How to identify algorithmic bias?
Artificial intelligence has great potential for improving diagnostics and treating disease. At the same time, there are several examples of artificial intelligence largely perpetuating and reinforcing existing social discrimination. The sandbox project wanted to explore how potential bias in the EKG AI algorithm could be identified.
To ensure a fair algorithm, we wanted to see if EKG AI would give less accurate predictions for some patient groups. In consultation with the LDO, we used the bases of discrimination13, as defined in Article 6 of the Equality and Anti-Discrimination Act, as our starting point. We learned that sometimes it is not sufficient to look at these bases of discrimination in isolation. We also need to cross-check them, such as in “minority woman”.
Definition of discrimination
In order for differential treatment to be considered discrimination pursuant to the Equality and Anti-Discrimination Act, it must be based on one or more bases of discrimination.
In Norway, we have free universal health care, which is a good starting point for a representative data source with a wide variety of patients. There may still be situation, however, where certain patient groups have not had the same access to a specific treatment, which could give rise to bias in the algorithm. In this project, we chose to explore whether EKG AI’s predictions varied in accuracy for patients with a different ethnic background. One of the reasons why we chose to focus on discrimination on grounds of ethnicity, was that there are several examples of algorithms that systematically discriminate against ethnic minorities. From a health perspective, patients with different ethnic backgrounds can have different symptoms of heart failure, variations in EKG readings and blood tests. In this context, it is important to point out that the term “ethnicity” is used as a reference for the patient’s biological or genetic origin.
The challenge for Ahus is that there is limited or no data on the patient’s ethnicity. When Ahus does not have access to this information, it will not be possible to check whether the algorithm makes less accurate predictions for these patient groups. In order to determine whether such bias exists, Ahus will have to conduct a clinical trial. In such a trial, information about ethnicity may be collected based on consent, and it will be possible to see whether ethnic minorities systematically end up in a worse position than the majority of patients that the algorithm has been trained with.
To check for bias in EKG AI, a limit value for statistical uncertainty must be defined for the algorithm. As prejudice and discrimination will always exist in the real world, algorithms will also include errors and biases. The most important question has therefore been to determine where the limit is for unacceptable differential treatment in EKG AI.
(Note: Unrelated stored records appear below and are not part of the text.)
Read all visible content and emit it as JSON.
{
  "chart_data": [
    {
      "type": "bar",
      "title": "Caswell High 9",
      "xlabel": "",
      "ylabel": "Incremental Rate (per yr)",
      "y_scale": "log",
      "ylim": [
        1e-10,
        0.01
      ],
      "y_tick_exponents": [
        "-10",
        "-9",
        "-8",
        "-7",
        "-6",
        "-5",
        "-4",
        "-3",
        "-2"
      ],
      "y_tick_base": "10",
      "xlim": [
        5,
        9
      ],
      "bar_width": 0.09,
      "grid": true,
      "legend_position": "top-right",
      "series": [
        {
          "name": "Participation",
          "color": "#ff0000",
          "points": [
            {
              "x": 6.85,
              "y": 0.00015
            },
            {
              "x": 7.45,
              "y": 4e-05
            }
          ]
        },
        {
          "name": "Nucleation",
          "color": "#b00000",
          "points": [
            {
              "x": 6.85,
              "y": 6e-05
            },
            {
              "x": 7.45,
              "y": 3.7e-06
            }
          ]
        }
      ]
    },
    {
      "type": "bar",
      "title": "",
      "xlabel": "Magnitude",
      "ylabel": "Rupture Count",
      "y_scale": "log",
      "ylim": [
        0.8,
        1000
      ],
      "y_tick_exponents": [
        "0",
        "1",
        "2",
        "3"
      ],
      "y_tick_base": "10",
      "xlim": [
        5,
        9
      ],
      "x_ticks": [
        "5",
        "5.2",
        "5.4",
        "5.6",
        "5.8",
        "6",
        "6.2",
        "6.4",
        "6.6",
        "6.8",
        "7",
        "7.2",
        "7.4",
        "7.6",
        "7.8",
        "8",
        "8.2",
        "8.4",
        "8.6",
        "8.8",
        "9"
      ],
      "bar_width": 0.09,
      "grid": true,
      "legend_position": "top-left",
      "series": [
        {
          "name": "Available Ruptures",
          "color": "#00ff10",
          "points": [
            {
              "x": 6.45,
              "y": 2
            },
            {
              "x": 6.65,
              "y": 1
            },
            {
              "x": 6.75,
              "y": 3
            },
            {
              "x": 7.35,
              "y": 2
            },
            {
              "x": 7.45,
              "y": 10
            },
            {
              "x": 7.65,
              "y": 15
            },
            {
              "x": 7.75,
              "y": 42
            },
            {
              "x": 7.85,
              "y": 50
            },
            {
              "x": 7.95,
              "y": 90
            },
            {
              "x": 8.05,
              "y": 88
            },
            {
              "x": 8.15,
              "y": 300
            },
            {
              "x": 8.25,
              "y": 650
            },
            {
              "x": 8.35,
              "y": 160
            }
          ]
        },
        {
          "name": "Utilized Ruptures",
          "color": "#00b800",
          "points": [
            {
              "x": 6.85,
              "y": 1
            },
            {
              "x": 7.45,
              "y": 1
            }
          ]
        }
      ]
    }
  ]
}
Wanted vs. unwanted differential treatment
The main purpose of EKG AI is to prioritise patients with active heart failure over those who do not have heart failure. This is a form of differential treatment. The determining factor in an assessment pursuant to anti-discrimination legislation is whether the differential treatment is unfair.
In order to define such a limit value, one must conduct a clinical trial that explores whether the algorithm makes less accurate predictions for certain patient groups based on one or more bases of discrimination. If it turns out, for example, that EKG AI prioritises patient groups on the basis of ethnicity rather than medical factors, such as EKG, diagnosis codes, etc., this will be considered unfair differential treatment pursuant to the legislation.
When checking whether the algorithm discriminates, it will normally require the collection and processing of new personal data. A new purpose therefore requires a new assessment of the lawfulness of the processing pursuant to Article 6, and potentially Article 9, of the GDPR.
It is noteworthy that the European Commission, in Article 10 (5) of the Proposal for a Regulation laying down harmonised rules on artificial intelligence (Artificial Intelligence Act), would allow the processing of special categories of personal data, such as health information, to the extent that it is strictly necessary for the purposes of ensuring bias monitoring, detection and correction. If this provision is adopted, it would provide a legal basis for, in certain situations, examining whether algorithms discriminate when processing special categories of personal data.
The data minimisation principle established by Article 5 of the GDPR would still limit the types of personal data that could be processed. The principle requires that the data processed be adequate, relevant and limited to what is necessary in relation to the purposes for which they are processed. The requirement of necessity also includes an assessment of the proportionality of the processing. When assessing whether Ahus should collect and process information about the patients’ ethnicity, we have therefore deemed it proportional in the context of the consequences a potential bias may have for the individual patient.
The predictions from EKG AI are only one of many sources of information for how health personnel assess the patient’s treatment. This means that the consequences of a potential algorithmic bias would have minimal potential for harm. If the algorithm, for example, fails to detect heart failure in a patient (false negative), the heart failure could still be identified with an ultrasound of the heart and subsequent blood tests. Ahus must therefore ask whether the collection and processing of information about ethnicity, which is considered a special category of personal data, constitutes proportionate processing when the goal is to identify potential algorithmic bias.
There are no clear answers to how such a limit is to be defined. In some cases, it will only be possible to say whether the processing was necessary to identify discrimination after the information has already been collected and processed. In a medical context, however, it is often as important to identify what is not relevant, as what is relevant for sound medical intervention.